Nine minutes of aggressively unpretty music, that Schoenberg “Phantasy,” written at the end of the composer’s life, densely adhering to his mathematic principals, music with no desire to reach out in friendship. The thing is, we love melody. Oh, sure, there’s all that business about melody just being the drapery over a harmonic progression the tension and release of which is what actually makes us happy, and Schoenberg forged paths of tension and release not dependent on dominant to tonic resolution—but, see, we like those V7s to Is. We’re baffled by a strident-sounding tension-release sequence where the release is only slightly less tense than the tension itself.
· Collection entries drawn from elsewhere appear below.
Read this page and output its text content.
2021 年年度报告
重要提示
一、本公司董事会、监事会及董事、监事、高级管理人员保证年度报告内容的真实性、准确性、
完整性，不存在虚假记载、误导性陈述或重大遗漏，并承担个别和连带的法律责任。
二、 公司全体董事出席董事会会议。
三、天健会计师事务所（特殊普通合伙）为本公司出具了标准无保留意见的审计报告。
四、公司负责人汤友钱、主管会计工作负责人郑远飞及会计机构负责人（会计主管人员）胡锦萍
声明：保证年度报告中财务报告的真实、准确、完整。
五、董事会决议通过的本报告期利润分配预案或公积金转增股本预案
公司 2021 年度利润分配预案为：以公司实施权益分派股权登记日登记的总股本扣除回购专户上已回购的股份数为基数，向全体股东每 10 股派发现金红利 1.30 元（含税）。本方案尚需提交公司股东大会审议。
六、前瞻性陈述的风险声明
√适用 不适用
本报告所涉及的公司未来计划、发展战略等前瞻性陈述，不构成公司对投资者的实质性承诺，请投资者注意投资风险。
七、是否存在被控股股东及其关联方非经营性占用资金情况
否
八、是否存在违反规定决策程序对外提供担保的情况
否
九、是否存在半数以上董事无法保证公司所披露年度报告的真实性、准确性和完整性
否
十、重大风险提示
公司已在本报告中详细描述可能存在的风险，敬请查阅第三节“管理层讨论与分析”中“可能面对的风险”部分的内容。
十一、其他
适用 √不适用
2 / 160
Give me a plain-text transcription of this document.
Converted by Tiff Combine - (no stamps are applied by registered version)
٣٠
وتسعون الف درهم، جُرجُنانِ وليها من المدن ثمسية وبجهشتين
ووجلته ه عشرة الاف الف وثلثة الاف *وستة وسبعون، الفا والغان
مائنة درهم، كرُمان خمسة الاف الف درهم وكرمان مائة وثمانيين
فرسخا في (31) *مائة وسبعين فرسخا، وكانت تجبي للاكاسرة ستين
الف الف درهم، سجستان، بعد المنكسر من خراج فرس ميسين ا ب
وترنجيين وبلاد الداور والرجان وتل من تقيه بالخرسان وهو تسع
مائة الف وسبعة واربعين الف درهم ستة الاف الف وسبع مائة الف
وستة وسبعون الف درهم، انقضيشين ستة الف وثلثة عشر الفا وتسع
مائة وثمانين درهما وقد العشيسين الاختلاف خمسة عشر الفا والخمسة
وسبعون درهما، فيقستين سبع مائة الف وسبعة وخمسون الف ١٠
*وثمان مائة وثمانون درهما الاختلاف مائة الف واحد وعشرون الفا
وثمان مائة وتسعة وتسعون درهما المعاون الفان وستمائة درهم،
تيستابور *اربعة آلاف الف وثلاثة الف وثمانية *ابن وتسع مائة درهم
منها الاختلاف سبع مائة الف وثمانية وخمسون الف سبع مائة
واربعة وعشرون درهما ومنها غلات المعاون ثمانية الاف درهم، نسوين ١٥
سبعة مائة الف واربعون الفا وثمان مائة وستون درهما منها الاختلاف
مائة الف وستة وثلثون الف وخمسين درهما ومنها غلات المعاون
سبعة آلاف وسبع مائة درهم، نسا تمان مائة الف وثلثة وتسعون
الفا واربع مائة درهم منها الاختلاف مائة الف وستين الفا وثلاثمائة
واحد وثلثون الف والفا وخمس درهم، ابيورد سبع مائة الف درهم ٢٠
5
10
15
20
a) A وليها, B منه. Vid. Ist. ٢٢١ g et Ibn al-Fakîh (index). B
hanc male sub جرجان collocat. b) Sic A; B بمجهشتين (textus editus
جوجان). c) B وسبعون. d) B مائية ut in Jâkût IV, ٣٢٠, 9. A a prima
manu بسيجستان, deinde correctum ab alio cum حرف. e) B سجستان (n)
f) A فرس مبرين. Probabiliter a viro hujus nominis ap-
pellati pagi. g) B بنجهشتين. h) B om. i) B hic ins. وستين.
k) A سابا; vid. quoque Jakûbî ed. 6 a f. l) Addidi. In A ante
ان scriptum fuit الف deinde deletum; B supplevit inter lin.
But good lord you do play the hell out of that instrument. Both of you, in fact, because, although pianist Cory Smythe didn’t have false harmonics and acrobatic leaps from the G to the E string to deal with, he still had to make his way pretty swiftly around the keyboard (in an opening marked Grave, no less) and deal with an astonishing variety of rhythmic challenges, not least of which the hemiola in the Lento section.
Now, we were all set for that Schubert, even if it, too, was called a fantasy—“Fantasia,” in this case, written at the end of his life. It’s a strange work, even for Schubert, in seven sections, the most prominent of which is an Andantino theme and variations. That’s where it’s most accessible—there are repeats galore, so we miss nothing—but the canonic interplay of the preceding Allegretto is the more interesting, for a reason I can’t say I’m too pleased to realize: listening to the Schoenberg set me up to appreciate it.
But even the early Beethoven sonatas get played more than this piece, hint hint. There at least you’ve got an easy-to-follow three- or four-movement structure.
So after the break you went back the Land of Obscure Repertory, ditching the pianist to play one of Telemann’s unaccompanied sonatas, also called a fantasia. Even though it’s a short four-movement work, it’s not familiar and demands a lot of work following the violin through the contrapuntal paces the composer injected. The violin’s curved bridge limits the playing to two notes at once, so sometimes the harmonic line is merely suggested. At least the third-movement Siciliana sounds a little like the opening of Tartini’s “Devil’s Trill” sonata. That gave us something to hang on to.
You promised us Mozart. But you made us listen to works by two of the many composers from whom you commissioned short pieces collected on your Encores recording.
Welsh-born composer Richard Barrett, a stripling of 55, packed a four-movement structure into Shade, but freed it from the constraints of memorable melody. Which meant we had to pay all the more attention (if we weren’t glowering or fidgeting, as happened around me) to the textural variety of the progressions tossed between instruments (Smythe was back for this one and most of the rest of the program). Kind of like . . . you did it again. All right: it was kind of like that Schubert Allegretto, which set us up for this one.
Sounds like Spanish composer Anton Garcia Abril was more than happy to comply with your commission. As you explained, he wrote three pieces instead of one, and, although you recorded only one of them, you’ve performed another and you chose us as the premiere audience for the third. Tres sospiros (“Three Sighs”) they’re titled, and even in the gossamer nature of the works we could feel rhythms of Spain and the influence of Turina. The second sigh, the premiere, was for unaccompanied fiddle, and its recitative-like nature resonated with the Telemann piece.
Thank goodness: Mozart. What? Nobody knows his Sonata in A Major, K. 305! True, it’s one of his later violin sonatas, thus awarding a more equal partnership to the instruments. And the opening theme has a pop-song jauntiness to it, carrying us through a first movement that’s as sunny as A-major typically demands. But it ends after the second movement’s theme and variations (which has the gall to dump the violin out of the first of those variations)!
Where was the Sarasate? The Wieniawski? The Paganini, for crying out loud? You encored with another one of those damn Encore encores, this one Max Richter’s Mercy, and I don’t care if he made such a success with his jaunty re-working of Vivaldi’s Four Seasons; here, we had a slow, beautifully atmospheric melody (finally!) taking shape over halting piano phrases—and, aside from the astonishing sight and sound of your seamless bowing, the only virtuoso activity thus called for was in my own brain, sorting out the chaconne-like progression of this piece.
And then it was out into the chilly night air, where our horses stamped restlessly at curbside, waiting to trundle us home.